なぜライティングがここまで重要視されているのでしょうか?それはこれまでの知識詰め込み式教育法から段々と自分で考える思考能力が国際の場では必要だと認識されるようになったからではないでしょうか?
一昔前の英語教育と言えば単語や文法さえ暗記していれば試験でも高得点が取れていました。が、そういう試験で高得点を取った、所謂「出来る」人でも、いざ留学や仕事などで海外に行っても話せない、会話が続かないなどで苦労した人が多かったのです。そこで話せる技量を身につけるために今は会話力及び思考能力を伸ばす教育を重点的に行なっているところが多くなりました。
英会話については別途ご紹介したいと思いますが、ここではもう一つの思考力について書きたいと思います。
先程お話したとおり、一昔前は英語教育と言えば30~40人が座る教室で先生一人が必死になってしゃべっているのが普通でした。これは英語に限らずほぼ全ての科目に関しても同じだったと思います。オンラインでもそうですが、単に聞いてるだけだと眠くなっちゃうんですよね。私自身も子供の頃は15分過ぎたあたりからクラクラ眠くなった記憶が。。。
話が少しズレましたが、昔の教育は詰め込み式でした。生徒が疑問に思おうが分からなかろうが、授業はドンドン進んでいき、詰め込んだ知識のみでテストの結果が出る日々。先生に質問するというのも30人も40人もいるクラスの中ではかなり勇気が要る行為でした(ちなみに私が通っていた中学では1クラス50人くらいいました)。
当然そういう教育を受けていると自分で考えなくなるんです。先生に意見を述べるなんて積極性が大いにある子しか出来ず、しかも周りはそういう子を「変な子」という風に認識していたので、周りを気にする子はますます発言の機会を逃すことになっていました。といいつつ、この風潮はもしかしたら今もあまり変わっていないかもしれませんが。
その結果なのか、仕事や留学先の学校で、知識はあるのに話せない人が沢山いました。与えられた課題をこなすことは出来るのに、意見を述べるディスカッションやアドリブで対応しないといけない会話の場になると黙って相槌を打つのみ。私は英語圏留学や語学学校での講師経験がありますが、英語圏だと学校でも仕事でも自分の意見を上手に説明することを求められる場が沢山あるのですが、知識の記述は出来ても「なので自分はこう思う」という部分が書けない人をよく目にしてきました。英語圏での筆記は知識をひけらかす場ではなく意見を述べる場なので、英語がどんなに上手くても意見がきちんと述べられていなければ点数が稼げません。

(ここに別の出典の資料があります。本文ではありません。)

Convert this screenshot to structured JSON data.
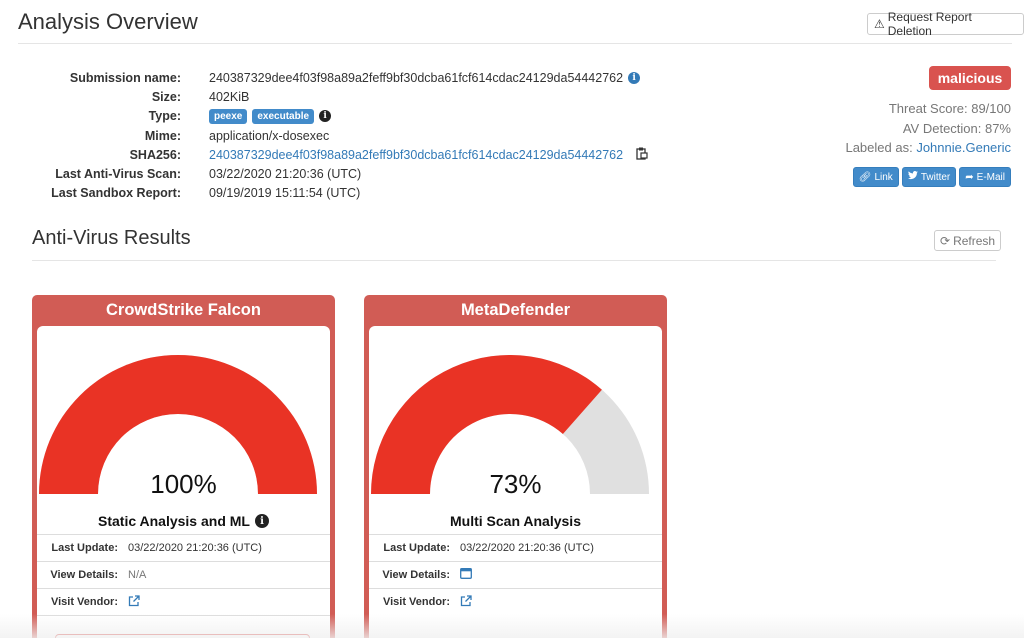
{
  "header": {
    "title": "Analysis Overview",
    "request_deletion_label": "Request Report Deletion"
  },
  "submission": {
    "labels": {
      "name": "Submission name:",
      "size": "Size:",
      "type": "Type:",
      "mime": "Mime:",
      "sha256": "SHA256:",
      "last_av_scan": "Last Anti-Virus Scan:",
      "last_sandbox": "Last Sandbox Report:"
    },
    "name": "240387329dee4f03f98a89a2feff9bf30dcba61fcf614cdac24129da54442762",
    "size": "402KiB",
    "type_tags": [
      "peexe",
      "executable"
    ],
    "mime": "application/x-dosexec",
    "sha256": "240387329dee4f03f98a89a2feff9bf30dcba61fcf614cdac24129da54442762",
    "last_av_scan": "03/22/2020 21:20:36 (UTC)",
    "last_sandbox": "09/19/2019 15:11:54 (UTC)"
  },
  "verdict": {
    "label": "malicious",
    "threat_score": "Threat Score: 89/100",
    "av_detection": "AV Detection: 87%",
    "labeled_as_prefix": "Labeled as:",
    "labeled_as": "Johnnie.Generic"
  },
  "share": {
    "link_label": "Link",
    "twitter_label": "Twitter",
    "email_label": "E-Mail"
  },
  "av_results": {
    "title": "Anti-Virus Results",
    "refresh_label": "Refresh",
    "row_labels": {
      "last_update": "Last Update:",
      "view_details": "View Details:",
      "visit_vendor": "Visit Vendor:"
    },
    "cards": [
      {
        "vendor": "CrowdStrike Falcon",
        "percent_text": "100%",
        "percent": 100,
        "engine": "Static Analysis and ML",
        "last_update": "03/22/2020 21:20:36 (UTC)",
        "view_details": "N/A"
      },
      {
        "vendor": "MetaDefender",
        "percent_text": "73%",
        "percent": 73,
        "engine": "Multi Scan Analysis",
        "last_update": "03/22/2020 21:20:36 (UTC)",
        "view_details": ""
      }
    ]
  },
  "colors": {
    "danger": "#d9534f",
    "gauge_fill": "#e93325",
    "gauge_empty": "#e0e0e0",
    "primary": "#428bca",
    "link": "#337ab7"
  }
}
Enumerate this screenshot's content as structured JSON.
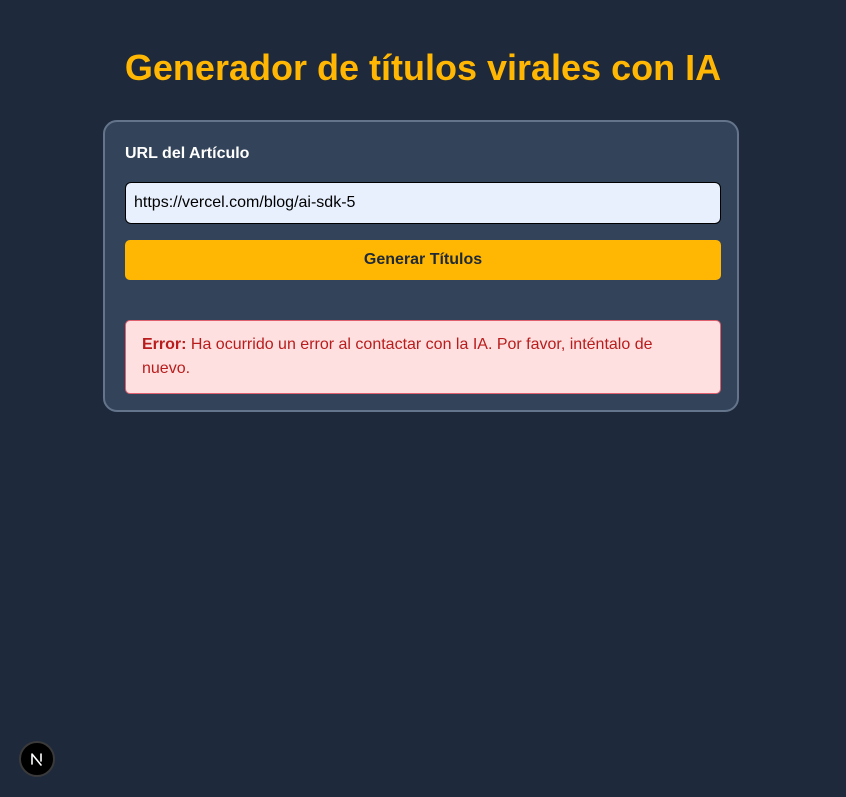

意見を述べることはその前提に思考力がなければ出来ません。考える週間が身についていなければいけないのです。この思考力を養うのに作文、ライティング力はかなり有効です。そういう訳でどの英語の試験でも筆記、ライティングが出題されるようになったのではないかと思います。
また、意見をまとめるにはその土台となる情報も必要です。例えば近年の経済について知識がないのに経済に関するレポートが書ける人はいませんよね。意見のベースとなる情報収集もこれから必要なスキルになるでしょう。幸い今はほとんど何でもネットで情報が得られる時代です。情報元がちゃんとした機関や研究所である事を確認する必要はありますが、そこを踏まえれば昔のように文献を図書館に探しに行ったり買ったりする費用も手間も多少は低減される便利な時代になりました。
また知識は偏っていてはいけません。何の意見を述べるにしても、様々な可能性や意見を踏まえた上での意見でなければ説得力に欠けるからです。そのため、私は論文などを書く際には必ず相反する意見の文献を両方読み、それを参照しつつ書くようにしていました。時には自分の意見を纏める際に自分の意見とは反する論文を読んで意見が変わることもありました。でもそれでもいいのです。いろいろな視点からの情報や意見を踏まえた上で自分の意見を纏めることは知識の理解にも繋がり、また自分を成長させてくれる過程だと思います。一方の意見だけを寄せ集めて論文を書いても説得力がないのです。例え著者と意見が違っても、それはどの部分で、どういった所が自分としては納得できないのか?その理由は何か?といった項目を書き出すことで説得力のある文章になります。ですので、抵抗があっても自分の考えとは違う内容の文献も読んだ上で英作文を書くことを強くおすすめします。